Perhaps too much has been made of the shift taking place with respect to this issue. Uber, the “logistics technology company” and their smartphone app connecting car owners with customers needing rides, has been quite successful in arguing that those using their app were not classified as employees. So successful in fact, that numerous other startups followed in their footsteps with varying degrees of success. But it can’t be denied, the crowdsourcing business model has definitely been embraced.

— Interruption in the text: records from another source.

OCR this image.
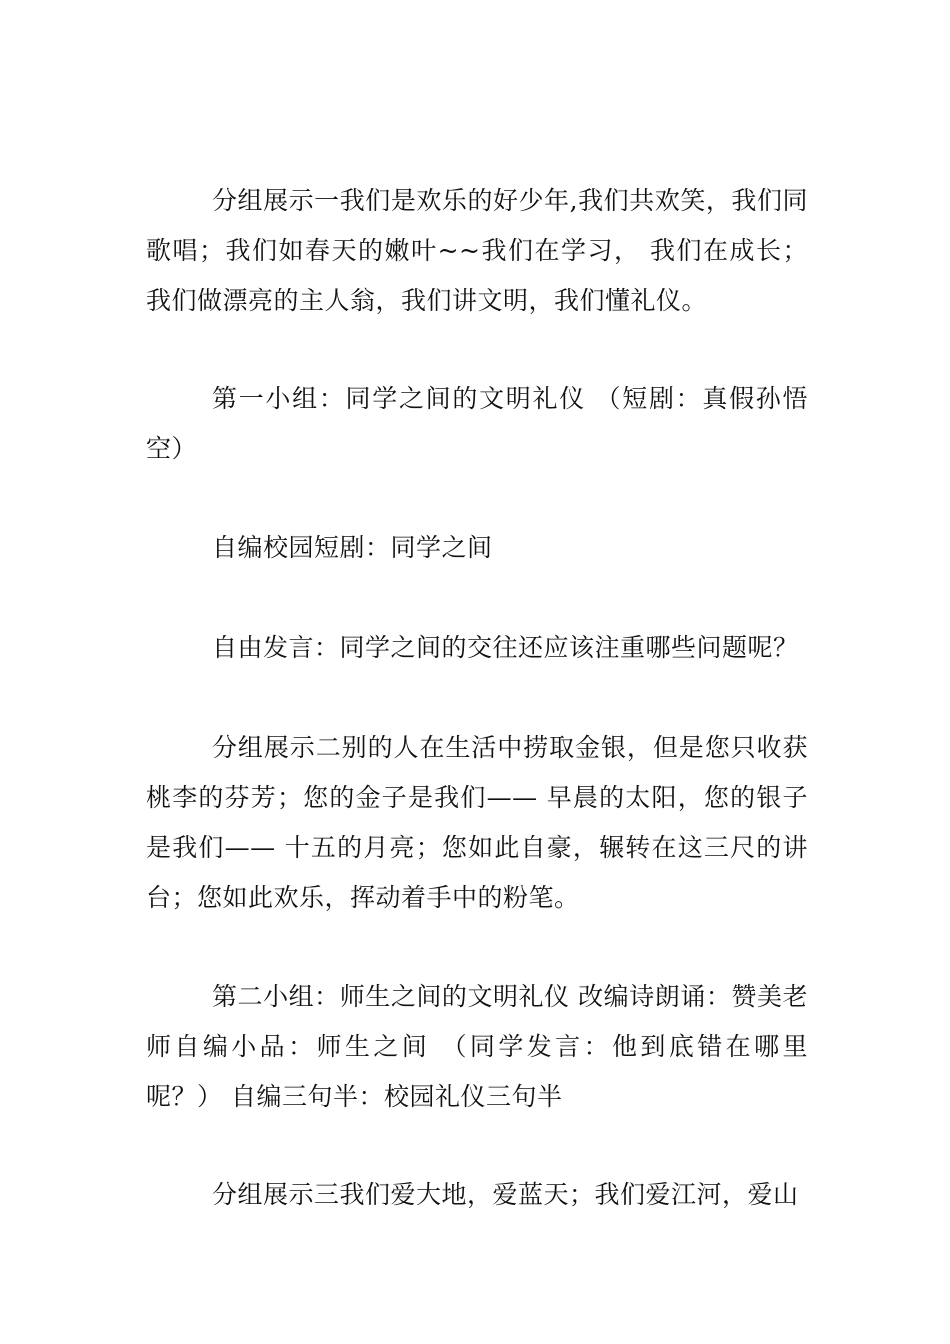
分组展示一我们是欢乐的好少年,我们共欢笑，我们同歌唱；我们如春天的嫩叶~~我们在学习， 我们在成长；我们做漂亮的主人翁，我们讲文明，我们懂礼仪。

第一小组：同学之间的文明礼仪 （短剧：真假孙悟空）

自编校园短剧：同学之间

自由发言：同学之间的交往还应该注重哪些问题呢？

分组展示二别的人在生活中捞取金银，但是您只收获桃李的芬芳；您的金子是我们—— 早晨的太阳，您的银子是我们—— 十五的月亮；您如此自豪，辗转在这三尺的讲台；您如此欢乐，挥动着手中的粉笔。

第二小组：师生之间的文明礼仪 改编诗朗诵：赞美老师自编小品：师生之间 （同学发言：他到底错在哪里呢？） 自编三句半：校园礼仪三句半

分组展示三我们爱大地，爱蓝天；我们爱江河，爱山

According to Uber, they’re not employers of those who provide labor as drivers using the Uber app. And to most casual observers, that claim seems to hold water. Uber owns no cars, does not require their user/drivers to wear a uniform, or to work according to hours dictated by Uber. Uber provides no instruction, direction or supervision to the drivers. Instead, Uber contends they are simply a software company connecting supply to demand and since inception, they’ve been successful at supporting that claim in a legal sense. That is, until a recent court decision against Uber in a California court.
The key passage from this TechCrunch article on the ruling explains, “Uber driver Barbara Ann Berwick filed a claim earlier in the year for not being paid out for her work. Through the course of that lawsuit, the California Labor Commission decided that Uber is far more than a logistics software company that matches supply with demand. ‘Defendants are involved in every aspect of the operation’, reads the ruling, noting that Uber controls the tools drivers use and the transactions made through the app.”

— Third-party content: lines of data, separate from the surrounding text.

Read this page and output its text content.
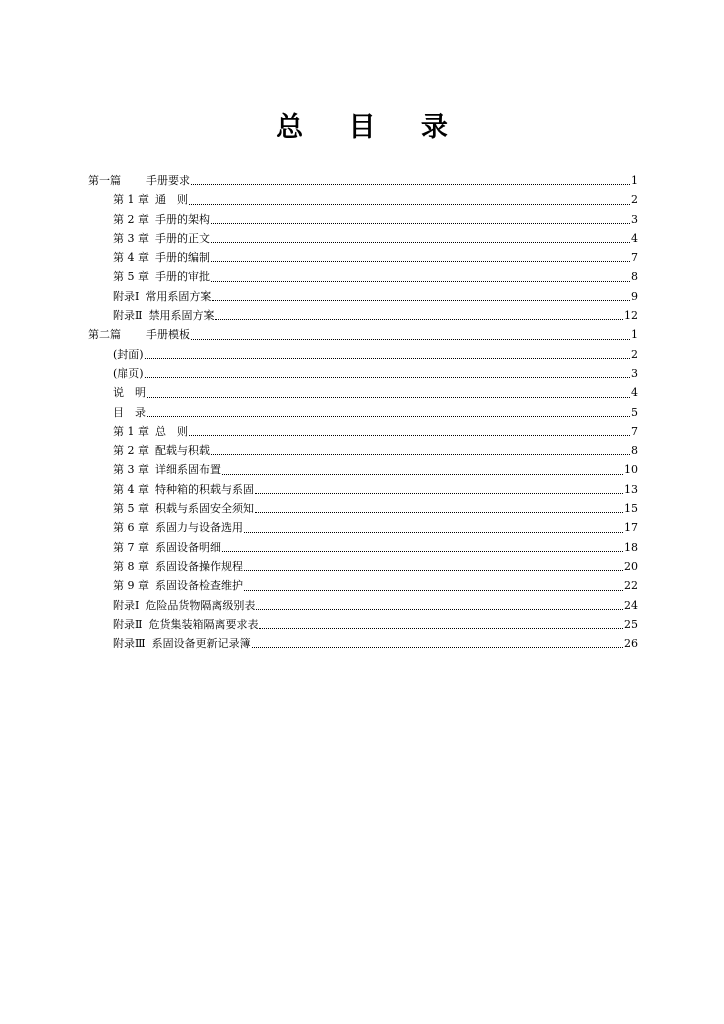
总 目 录
第一篇	手册要求	1
第 1 章 通　则	2
第 2 章 手册的架构	3
第 3 章 手册的正文	4
第 4 章 手册的编制	7
第 5 章 手册的审批	8
附录Ⅰ 常用系固方案	9
附录Ⅱ 禁用系固方案	12
第二篇	手册模板	1
(封面)	2
(扉页)	3
说　明	4
目　录	5
第 1 章 总　则	7
第 2 章 配载与积载	8
第 3 章 详细系固布置	10
第 4 章 特种箱的积载与系固	13
第 5 章 积载与系固安全须知	15
第 6 章 系固力与设备选用	17
第 7 章 系固设备明细	18
第 8 章 系固设备操作规程	20
第 9 章 系固设备检查维护	22
附录Ⅰ 危险品货物隔离级别表	24
附录Ⅱ 危货集装箱隔离要求表	25
附录Ⅲ 系固设备更新记录簿	26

Uber has vowed to appeal this ruling, which if allowed to stand as precedent, would radically change the way the company (with its 1,000,000 driver/users worldwide) has to do business. Counting a million former contractors as new employees will have a chilling (if not suffocating) effect on the nascent firm and more importantly, the crowdsourcing business model it represents. It will be a case closely followed by workforce management everywhere.
In the larger sense, this tale illustrates one of the most nebulous and risky areas of workforce management. Worker classification is not a hard and fast process. To a large extent, classification is dependent on the definition of the job and how the definition may be interpreted by a disgruntled worker, the courts, and the IRS. The only defense against trouble in this area for the assiduous HR pro is to have very clear, written descriptions of all positions and meticulous records of how their organizations’ classification policies are applied.